Kye
Kye

Reputation: 6239

How to access GitHub via Personal Access Token in URL

I maintain a private repository but want to make one file publicly available.

GitHub documentation states that the CURL command below can retrieve a file:

curl -u username:token https://api.github.com/user

But I would like to provide access through a URL. E.g.

https://username:[email protected]/me/repo/master/README.md

This always return a 404. Am I missing something?

Upvotes: 6

Views: 15153

Answers (2)

Kerry Johnson
Kerry Johnson

Reputation: 1024

For those of you wondering the "why" on 404 vs 401, it's basically a security measure on GitHub's part to output 404 instead of 401: https://docs.github.com/en/github-ae@latest/rest/overview/other-authentication-methods#basic-authentication

For those wondering why we get a 404 in the browser while cURL gives us a success response, you might've assumed that providing the username and password in the URL like https://username:[email protected] would pass the credentials along in the initial request. That is not the case - the browser steps in and sees if the page you are requesting returns a WWW-Authenticate response header, and only then does it send your credentials. In the case of your GitHub url, the resource doesn't send back a WWW-Authenticate. If it did return WWW-Authenticate, then you obviously wouldn't run into this problem.

And then there's cURL. cURL assumes Basic Authentication by default and automatically sets the Authorization header to your username and password (either from the url like my previous example, or set through CLI options like in your example), and it sends it regardless of whether or not the server returns a WWW-Authenticate response header.

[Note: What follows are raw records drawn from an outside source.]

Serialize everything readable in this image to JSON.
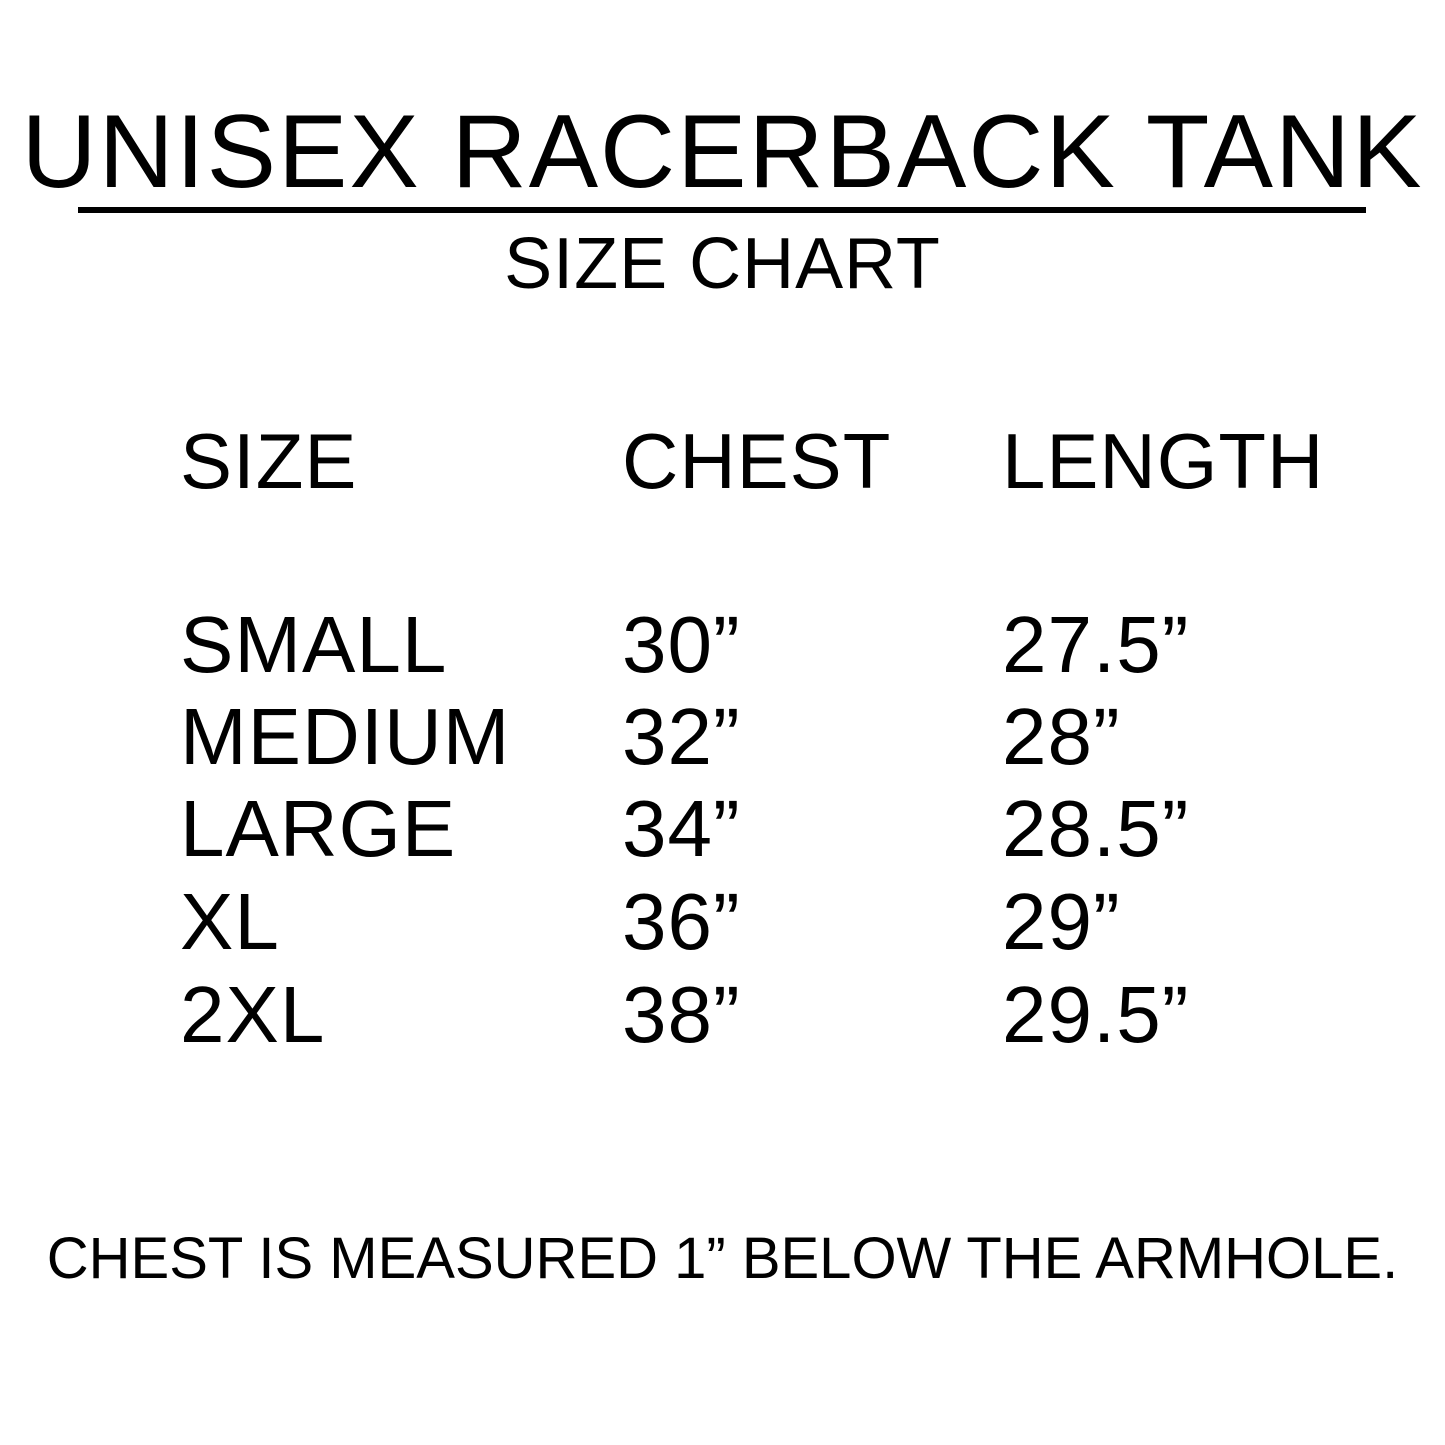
{
  "title": "UNISEX RACERBACK TANK",
  "subtitle": "SIZE CHART",
  "table": {
    "headers": [
      "SIZE",
      "CHEST",
      "LENGTH"
    ],
    "rows": [
      [
        "SMALL",
        "30”",
        "27.5”"
      ],
      [
        "MEDIUM",
        "32”",
        "28”"
      ],
      [
        "LARGE",
        "34”",
        "28.5”"
      ],
      [
        "XL",
        "36”",
        "29”"
      ],
      [
        "2XL",
        "38”",
        "29.5”"
      ]
    ]
  },
  "footer": "CHEST IS MEASURED 1” BELOW THE ARMHOLE."
}
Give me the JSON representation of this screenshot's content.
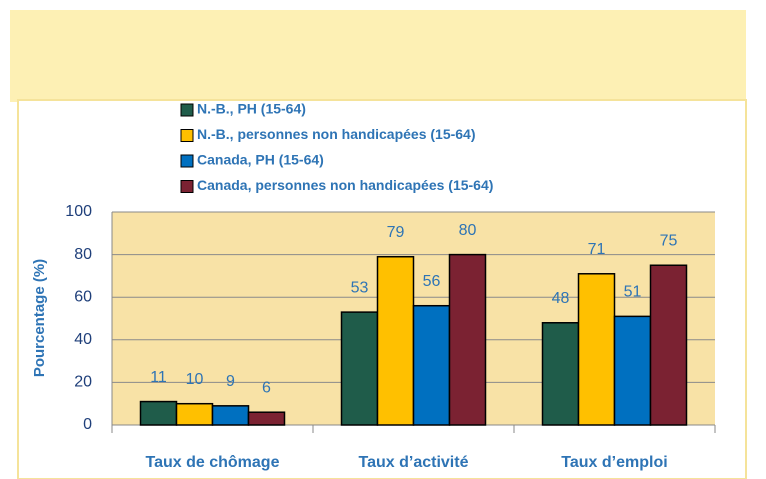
{
  "chart_data": {
    "type": "bar",
    "categories": [
      "Taux de chômage",
      "Taux d’activité",
      "Taux d’emploi"
    ],
    "ylabel": "Pourcentage (%)",
    "series": [
      {
        "name": "N.-B., PH (15-64)",
        "color": "#1f5c4a",
        "values": [
          11,
          53,
          48
        ]
      },
      {
        "name": "N.-B., personnes non handicapées (15-64)",
        "color": "#ffc000",
        "values": [
          10,
          79,
          71
        ]
      },
      {
        "name": "Canada, PH (15-64)",
        "color": "#0070c0",
        "values": [
          9,
          56,
          51
        ]
      },
      {
        "name": "Canada, personnes non handicapées (15-64)",
        "color": "#7b2232",
        "values": [
          6,
          80,
          75
        ]
      }
    ],
    "ylim": [
      0,
      100
    ],
    "yticks": [
      0,
      20,
      40,
      60,
      80,
      100
    ],
    "grid": true,
    "legend": "top"
  }
}
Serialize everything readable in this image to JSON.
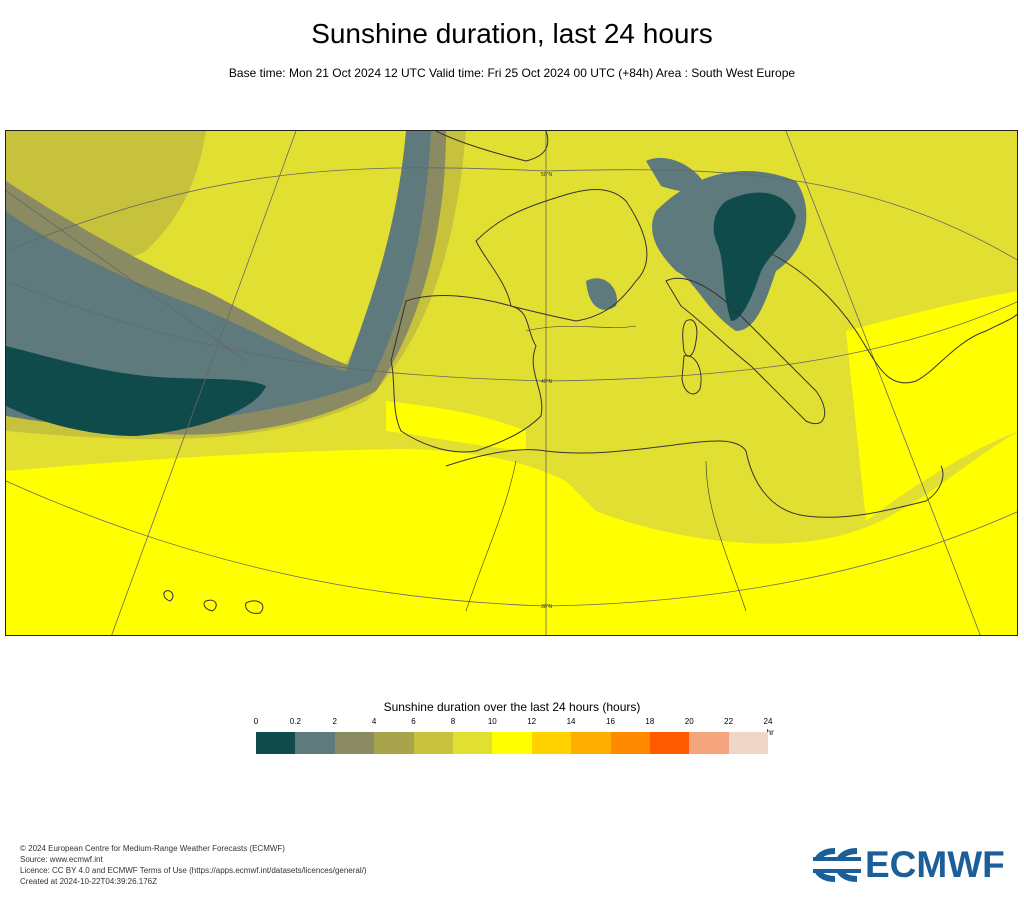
{
  "title": "Sunshine duration, last 24 hours",
  "subtitle": "Base time: Mon 21 Oct 2024 12 UTC Valid time: Fri 25 Oct 2024 00 UTC (+84h) Area : South West Europe",
  "map": {
    "graticule_labels": [
      "50°N",
      "40°N",
      "30°N"
    ],
    "colors": {
      "c0_02": "#0f4b4b",
      "c02_2": "#5f7a7d",
      "c2_4": "#8a8a63",
      "c4_6": "#a8a44d",
      "c6_8": "#c6c23c",
      "c8_10": "#e2df33",
      "c10_12": "#ffff00",
      "land_line": "#333333"
    }
  },
  "legend": {
    "title": "Sunshine duration over the last 24 hours (hours)",
    "ticks": [
      "0",
      "0.2",
      "2",
      "4",
      "6",
      "8",
      "10",
      "12",
      "14",
      "16",
      "18",
      "20",
      "22",
      "24"
    ],
    "unit": "-hr",
    "swatches": [
      "#0f4b4b",
      "#5f7a7d",
      "#8a8a63",
      "#a8a44d",
      "#c6c23c",
      "#e2df33",
      "#ffff00",
      "#ffd200",
      "#ffae00",
      "#ff8a00",
      "#ff5a00",
      "#f5a57e",
      "#efd6c9"
    ]
  },
  "footer": {
    "line1": "© 2024 European Centre for Medium-Range Weather Forecasts (ECMWF)",
    "line2": "Source: www.ecmwf.int",
    "line3": "Licence: CC BY 4.0 and ECMWF Terms of Use (https://apps.ecmwf.int/datasets/licences/general/)",
    "line4": "Created at 2024-10-22T04:39:26.176Z"
  },
  "logo": {
    "text": "ECMWF",
    "color": "#1a5e9a"
  }
}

Unfortunately for us, there's no way to force the browser to send it with the initial request. As to why GitHub doesn't send a WWW-Authenticate response header, it's probably because they don't want to promote the least secure way of authentication - they no longer allow account passwords to be sent this way, after all. However, they do realize its ease of use and have mitigated some of its weaker points by allowing users to use oAuth access token, GitHub App installation access token, or Personal Access Token in its place that can limit its scope of access. So really, it's the browser that is following standards, and GitHub allowing a form of Basic Authentication with some alterations, and cURL immediately passing our credentials into the Authorization header. I believe the below is what's happening behind your requests:

cURL sends a request along with Authorization header → GitHub: "Well, I didn't ask, but yeah, your creds check out" → GitHub: Authorized and redirects to resource

Browser sends request and waits for WWW-Authenticate response before handing credentials → GitHub: "Umm, you don't have permission to access this resource but I can't let you know whether it actually exists") → GitHub: Returns 404 (instead of 401 with WWW-Authenticate header) stopping the browser short from receiving the WWW-Authenticate header response and sending out an Authorization header with the credentials on hand.

Upvotes: 2

VonC
VonC

Reputation: 1324258

From "How can I download a single raw file from a private github repo using the command line?", you wouldneed to use a PAT (Personnal Access Token) without the username:

curl -s https://[email protected]/....

But I would not recommend making that token visible in any way: it would give access to that file and the rest of the repository.

Putting that file in a separate location (be it a separate public repository, or any other online text storage service) would be safer.